Quest’ultima richiama gli Stati sull’utilità della responsabilizzazione diretta della persona giuridica per gli illeciti commessi nell’esercizio della sua attività senza prendere posizione sulla natura che debba assumere.

Lascia agli Stati la più ampia facoltà di scelta del tipo di responsabilità che meglio si adatti al proprio sistema giuridico.

Nel 1978 con la Raccomandazione (77) 28, relativa alla protezione penale dell’ambiente, il Consiglio aveva raccomandato agli Stati di rimeditare sui principi tradizionali dell’imputazione penale con particolare riguardo al possibile coinvolgimento delle persone giuridiche.

Successivamente, la Raccomandazione (81) 12, del 25 giugno 1981, sulla “criminalità economica” aveva chiesto agli Stati di intraprendere gli sforzi necessari al fine di garantire una risposta pronta ed efficace alla criminalità economica.

Soprattutto, ricordiamo la Raccomandazione (82) 15, del 24 settembre 1982, sul “ruolo del diritto penale nella tutela del consumatore”.

La l. 29 settembre 2000 n. 300, ha recepito sul piano interno una serie di atti internazionali elaborati in base all’articolo K.3 del Trattato sull’Unione Europea.

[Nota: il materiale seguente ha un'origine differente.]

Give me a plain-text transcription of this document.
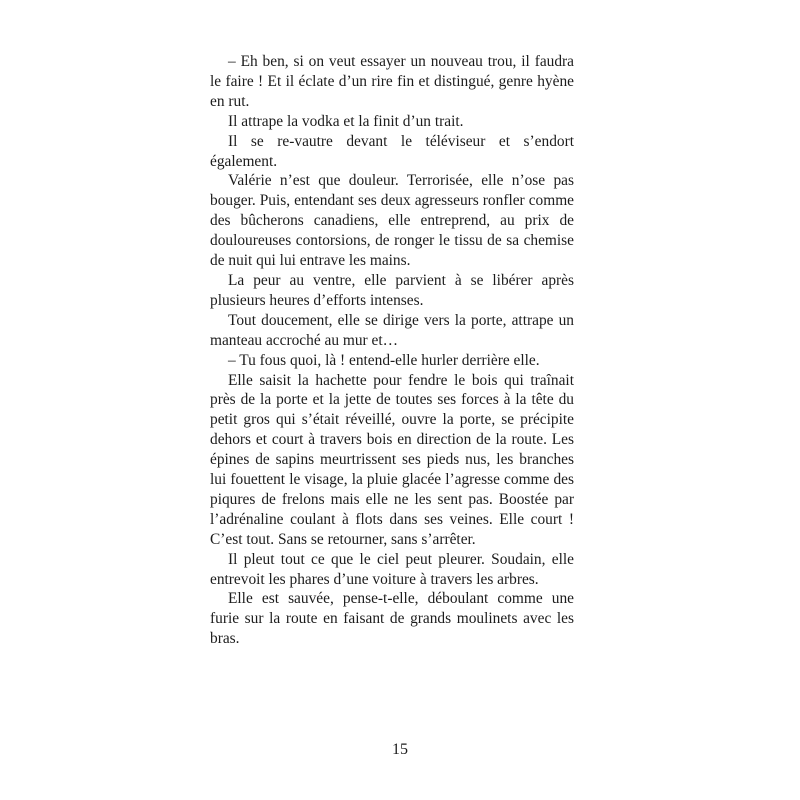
– Eh ben, si on veut essayer un nouveau trou, il faudra le faire ! Et il éclate d’un rire fin et distingué, genre hyène en rut.

Il attrape la vodka et la finit d’un trait.

Il se re-vautre devant le téléviseur et s’endort également.

Valérie n’est que douleur. Terrorisée, elle n’ose pas bouger. Puis, entendant ses deux agresseurs ronfler comme des bûcherons canadiens, elle entreprend, au prix de douloureuses contorsions, de ronger le tissu de sa chemise de nuit qui lui entrave les mains.

La peur au ventre, elle parvient à se libérer après plusieurs heures d’efforts intenses.

Tout doucement, elle se dirige vers la porte, attrape un manteau accroché au mur et…

– Tu fous quoi, là ! entend-elle hurler derrière elle.

Elle saisit la hachette pour fendre le bois qui traînait près de la porte et la jette de toutes ses forces à la tête du petit gros qui s’était réveillé, ouvre la porte, se précipite dehors et court à travers bois en direction de la route. Les épines de sapins meurtrissent ses pieds nus, les branches lui fouettent le visage, la pluie glacée l’agresse comme des piqures de frelons mais elle ne les sent pas. Boostée par l’adrénaline coulant à flots dans ses veines. Elle court ! C’est tout. Sans se retourner, sans s’arrêter.

Il pleut tout ce que le ciel peut pleurer. Soudain, elle entrevoit les phares d’une voiture à travers les arbres.

Elle est sauvée, pense-t-elle, déboulant comme une furie sur la route en faisant de grands moulinets avec les bras.

15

Fra esse, pertanto, solo la Convenzione OSCE del 1997, prevede espressamente l’introduzione di una responsabilizzazione diretta delle persone giuridiche, senza vincolare le parti in ordine alla reale natura e alle misure da adottare.

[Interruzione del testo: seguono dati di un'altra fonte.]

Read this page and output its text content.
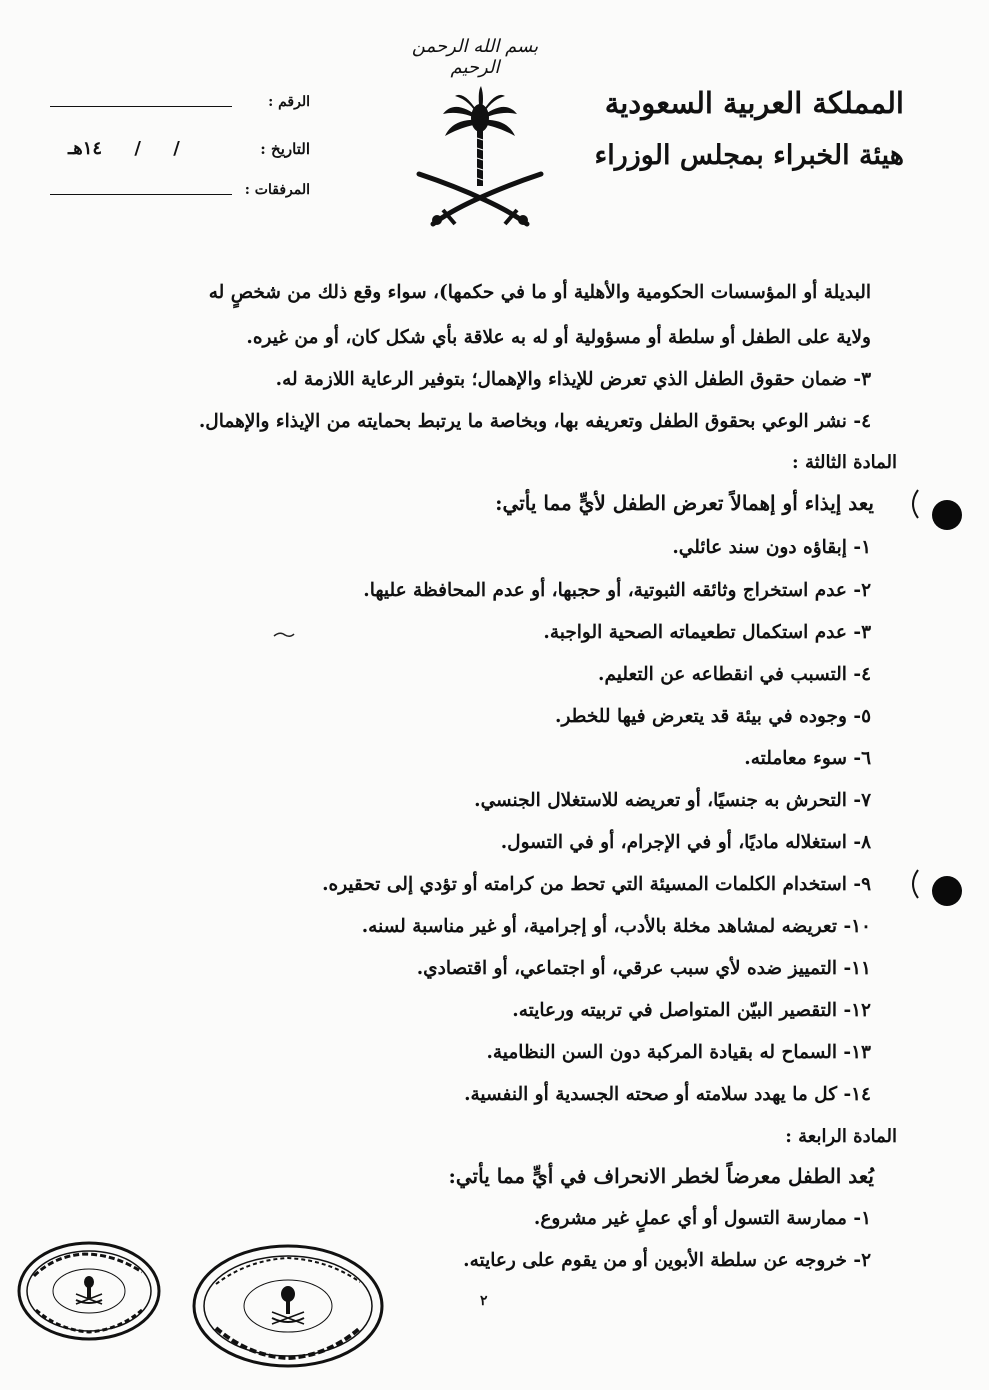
بسم الله الرحمن الرحيم
المملكة العربية السعودية
هيئة الخبراء بمجلس الوزراء
الرقم :
التاريخ :
/ / ١٤هـ
المرفقات :
البديلة أو المؤسسات الحكومية والأهلية أو ما في حكمها)، سواء وقع ذلك من شخصٍ له
ولاية على الطفل أو سلطة أو مسؤولية أو له به علاقة بأي شكل كان، أو من غيره.
٣- ضمان حقوق الطفل الذي تعرض للإيذاء والإهمال؛ بتوفير الرعاية اللازمة له.
٤- نشر الوعي بحقوق الطفل وتعريفه بها، وبخاصة ما يرتبط بحمايته من الإيذاء والإهمال.
المادة الثالثة :
يعد إيذاء أو إهمالاً تعرض الطفل لأيٍّ مما يأتي:
١- إبقاؤه دون سند عائلي.
٢- عدم استخراج وثائقه الثبوتية، أو حجبها، أو عدم المحافظة عليها.
٣- عدم استكمال تطعيماته الصحية الواجبة.
٤- التسبب في انقطاعه عن التعليم.
٥- وجوده في بيئة قد يتعرض فيها للخطر.
٦- سوء معاملته.
٧- التحرش به جنسيًا، أو تعريضه للاستغلال الجنسي.
٨- استغلاله ماديًا، أو في الإجرام، أو في التسول.
٩- استخدام الكلمات المسيئة التي تحط من كرامته أو تؤدي إلى تحقيره.
١٠- تعريضه لمشاهد مخلة بالأدب، أو إجرامية، أو غير مناسبة لسنه.
١١- التمييز ضده لأي سبب عرقي، أو اجتماعي، أو اقتصادي.
١٢- التقصير البيّن المتواصل في تربيته ورعايته.
١٣- السماح له بقيادة المركبة دون السن النظامية.
١٤- كل ما يهدد سلامته أو صحته الجسدية أو النفسية.
المادة الرابعة :
يُعد الطفل معرضاً لخطر الانحراف في أيٍّ مما يأتي:
١- ممارسة التسول أو أي عملٍ غير مشروع.
٢- خروجه عن سلطة الأبوين أو من يقوم على رعايته.
٢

In conclusione, sebbene non si possa rivenire uno specifico obbligo di optare per la responsabilità penale dell’ente, la legge delega n. 300 del 2000 ed il conseguente d.lgs. 231/2001 sembrano rispettare il contenuto dei vincoli internazionali.


Per concludere, se hai letto con piacere quest’analisi relativa alla punibilità degli enti, sicuramente potresti essere interessato al nostro articolo “Reato 231: ascrizione all’ente sul piano soggettivo. La colpa di organizzazione”. (Clicca qui) .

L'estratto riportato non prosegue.